Proceedings of the ACM on Human Computer Interaction Volume 5 CSCW2 October 2021 Article number: 466 pp 1-35 https://doi.org/10.1145/3479610

Commentary

This study conducted a mixed-methods study involving qualitative and quantitative analysis of survey data to determine which types of social media users delete content and accounts more frequently than others, and how deleted content differs across groups.

Three groups of social media users

Political conservatives

Transgender people

Black people

When compared to these groups, we found that they experienced content and account deletions more frequently than the other groups.

However, the type of content removed from each group resulted in significantly different results, with content removed by conservative participants including content that was offensive or allegedly so, misinformation, Covid-related, adult, or malicious.
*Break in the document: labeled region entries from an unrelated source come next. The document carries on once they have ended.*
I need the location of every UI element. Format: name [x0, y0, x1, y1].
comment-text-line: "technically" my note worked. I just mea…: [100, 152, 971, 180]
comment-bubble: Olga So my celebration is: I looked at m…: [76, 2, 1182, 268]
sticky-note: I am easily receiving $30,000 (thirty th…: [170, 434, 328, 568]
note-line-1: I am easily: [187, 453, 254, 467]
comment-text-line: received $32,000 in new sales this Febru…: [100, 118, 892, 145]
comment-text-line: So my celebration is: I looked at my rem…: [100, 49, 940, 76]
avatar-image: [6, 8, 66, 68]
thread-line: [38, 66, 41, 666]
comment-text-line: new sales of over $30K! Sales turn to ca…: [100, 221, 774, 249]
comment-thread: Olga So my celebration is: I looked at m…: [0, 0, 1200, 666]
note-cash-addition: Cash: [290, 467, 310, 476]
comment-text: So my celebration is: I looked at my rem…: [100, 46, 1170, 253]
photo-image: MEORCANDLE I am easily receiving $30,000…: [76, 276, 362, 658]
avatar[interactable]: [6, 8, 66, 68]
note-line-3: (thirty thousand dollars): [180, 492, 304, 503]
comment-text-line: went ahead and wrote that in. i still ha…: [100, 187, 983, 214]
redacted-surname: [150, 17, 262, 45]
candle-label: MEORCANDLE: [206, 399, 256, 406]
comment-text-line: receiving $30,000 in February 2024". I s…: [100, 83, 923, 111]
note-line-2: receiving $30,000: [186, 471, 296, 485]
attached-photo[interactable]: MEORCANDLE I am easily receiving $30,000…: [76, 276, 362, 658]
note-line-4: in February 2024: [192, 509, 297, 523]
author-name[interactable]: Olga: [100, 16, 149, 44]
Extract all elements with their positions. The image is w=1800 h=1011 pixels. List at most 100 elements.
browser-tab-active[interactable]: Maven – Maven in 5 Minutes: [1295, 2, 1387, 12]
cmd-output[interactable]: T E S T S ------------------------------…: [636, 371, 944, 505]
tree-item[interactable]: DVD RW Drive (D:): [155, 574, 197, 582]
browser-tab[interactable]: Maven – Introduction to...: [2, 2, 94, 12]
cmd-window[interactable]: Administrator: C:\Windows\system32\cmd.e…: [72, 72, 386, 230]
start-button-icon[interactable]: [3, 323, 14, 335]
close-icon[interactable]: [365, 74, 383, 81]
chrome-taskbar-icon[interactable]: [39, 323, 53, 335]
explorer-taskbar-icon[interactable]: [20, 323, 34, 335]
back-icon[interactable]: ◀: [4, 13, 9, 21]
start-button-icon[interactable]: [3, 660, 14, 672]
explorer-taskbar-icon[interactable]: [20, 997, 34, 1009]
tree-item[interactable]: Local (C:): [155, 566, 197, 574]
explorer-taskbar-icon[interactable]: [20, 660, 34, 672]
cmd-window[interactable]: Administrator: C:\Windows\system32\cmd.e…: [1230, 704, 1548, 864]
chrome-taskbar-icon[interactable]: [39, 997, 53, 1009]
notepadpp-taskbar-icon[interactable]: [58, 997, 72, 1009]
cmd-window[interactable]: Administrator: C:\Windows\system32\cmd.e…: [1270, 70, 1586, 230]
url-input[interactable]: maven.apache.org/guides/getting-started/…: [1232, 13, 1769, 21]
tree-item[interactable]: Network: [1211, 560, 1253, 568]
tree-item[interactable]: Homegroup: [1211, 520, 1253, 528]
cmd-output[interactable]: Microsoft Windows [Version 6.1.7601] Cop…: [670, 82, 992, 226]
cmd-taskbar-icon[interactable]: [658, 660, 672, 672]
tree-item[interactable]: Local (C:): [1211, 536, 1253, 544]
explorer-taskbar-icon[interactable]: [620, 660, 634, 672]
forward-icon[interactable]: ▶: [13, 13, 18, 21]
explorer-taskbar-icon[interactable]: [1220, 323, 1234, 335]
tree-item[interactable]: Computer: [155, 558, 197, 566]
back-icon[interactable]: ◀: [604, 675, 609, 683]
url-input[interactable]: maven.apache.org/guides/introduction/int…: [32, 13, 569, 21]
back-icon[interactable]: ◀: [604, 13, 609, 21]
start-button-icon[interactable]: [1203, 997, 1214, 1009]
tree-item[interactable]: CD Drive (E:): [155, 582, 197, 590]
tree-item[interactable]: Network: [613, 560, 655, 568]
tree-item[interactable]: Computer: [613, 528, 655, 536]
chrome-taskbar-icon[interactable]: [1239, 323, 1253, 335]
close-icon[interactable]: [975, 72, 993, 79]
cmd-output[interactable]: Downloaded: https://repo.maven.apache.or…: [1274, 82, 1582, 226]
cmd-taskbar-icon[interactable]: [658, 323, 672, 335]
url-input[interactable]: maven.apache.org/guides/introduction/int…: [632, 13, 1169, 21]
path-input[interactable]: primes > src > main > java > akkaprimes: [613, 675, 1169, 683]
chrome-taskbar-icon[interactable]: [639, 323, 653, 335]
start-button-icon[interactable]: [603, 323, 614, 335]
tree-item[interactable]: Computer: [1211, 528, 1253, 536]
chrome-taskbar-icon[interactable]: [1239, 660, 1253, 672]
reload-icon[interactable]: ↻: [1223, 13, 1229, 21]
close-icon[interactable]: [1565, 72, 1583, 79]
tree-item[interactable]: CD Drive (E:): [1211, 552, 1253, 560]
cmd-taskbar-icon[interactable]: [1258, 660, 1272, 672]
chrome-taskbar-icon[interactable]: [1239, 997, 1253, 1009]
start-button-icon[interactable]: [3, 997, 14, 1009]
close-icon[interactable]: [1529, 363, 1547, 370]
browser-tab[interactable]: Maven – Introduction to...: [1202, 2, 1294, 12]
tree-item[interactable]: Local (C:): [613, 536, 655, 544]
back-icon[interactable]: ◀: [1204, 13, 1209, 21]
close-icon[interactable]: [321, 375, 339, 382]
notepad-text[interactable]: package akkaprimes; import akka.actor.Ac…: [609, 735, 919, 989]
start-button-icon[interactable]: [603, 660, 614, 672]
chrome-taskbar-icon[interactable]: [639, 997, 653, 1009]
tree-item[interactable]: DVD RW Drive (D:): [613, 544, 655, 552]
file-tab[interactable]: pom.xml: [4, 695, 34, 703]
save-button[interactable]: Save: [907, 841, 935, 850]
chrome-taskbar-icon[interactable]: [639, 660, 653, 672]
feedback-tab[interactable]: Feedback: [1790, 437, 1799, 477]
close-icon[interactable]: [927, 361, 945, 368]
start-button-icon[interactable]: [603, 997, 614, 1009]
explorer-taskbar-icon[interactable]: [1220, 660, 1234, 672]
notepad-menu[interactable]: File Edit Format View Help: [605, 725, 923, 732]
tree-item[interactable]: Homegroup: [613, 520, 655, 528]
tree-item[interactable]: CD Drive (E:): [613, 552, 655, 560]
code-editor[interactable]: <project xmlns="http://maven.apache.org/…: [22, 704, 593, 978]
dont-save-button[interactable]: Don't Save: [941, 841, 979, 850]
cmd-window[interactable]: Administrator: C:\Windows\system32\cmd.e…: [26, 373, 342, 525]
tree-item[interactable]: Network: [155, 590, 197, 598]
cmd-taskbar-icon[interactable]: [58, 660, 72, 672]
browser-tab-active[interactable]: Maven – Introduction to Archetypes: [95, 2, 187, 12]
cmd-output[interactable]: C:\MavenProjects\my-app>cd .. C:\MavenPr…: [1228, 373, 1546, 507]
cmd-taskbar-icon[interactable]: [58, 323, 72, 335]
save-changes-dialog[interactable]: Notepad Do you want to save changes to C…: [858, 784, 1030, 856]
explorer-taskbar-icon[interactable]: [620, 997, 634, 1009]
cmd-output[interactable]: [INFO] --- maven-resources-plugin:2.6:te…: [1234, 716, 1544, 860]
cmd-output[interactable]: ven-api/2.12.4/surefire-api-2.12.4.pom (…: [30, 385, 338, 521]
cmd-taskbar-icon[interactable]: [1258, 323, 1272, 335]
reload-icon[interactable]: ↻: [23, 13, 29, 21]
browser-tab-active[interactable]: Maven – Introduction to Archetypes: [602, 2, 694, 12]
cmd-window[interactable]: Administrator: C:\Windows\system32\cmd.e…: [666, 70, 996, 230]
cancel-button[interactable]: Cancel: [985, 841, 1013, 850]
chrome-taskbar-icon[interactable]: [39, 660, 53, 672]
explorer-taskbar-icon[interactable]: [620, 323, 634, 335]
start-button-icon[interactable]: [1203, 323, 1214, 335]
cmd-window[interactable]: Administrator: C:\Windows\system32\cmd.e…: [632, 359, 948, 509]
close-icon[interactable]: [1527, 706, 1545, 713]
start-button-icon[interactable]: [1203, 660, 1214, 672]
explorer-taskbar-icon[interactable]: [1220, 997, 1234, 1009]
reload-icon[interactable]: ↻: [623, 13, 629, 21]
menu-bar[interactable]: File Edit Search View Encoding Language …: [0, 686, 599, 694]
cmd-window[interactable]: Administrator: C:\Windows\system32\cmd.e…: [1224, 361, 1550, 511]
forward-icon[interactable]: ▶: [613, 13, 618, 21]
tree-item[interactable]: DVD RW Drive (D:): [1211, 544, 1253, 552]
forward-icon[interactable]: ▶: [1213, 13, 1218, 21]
It was observed that content from transgender participants was either critical of the dominant group (male, white, etc.) or removed as adult, even though it followed the site's guidelines.

Removed content from participants of color was often related to racial justice or racism.

Removals of conservative participants, transgender and black participants removed despite following site policies to be removed, were categorized as gray areas of content moderation and often contained content related to representations of identity left behind.

Therefore, this research will describe potential ways to make content moderation fairer for stranded social media users, such as specifically accepting and designing gray areas of content moderation.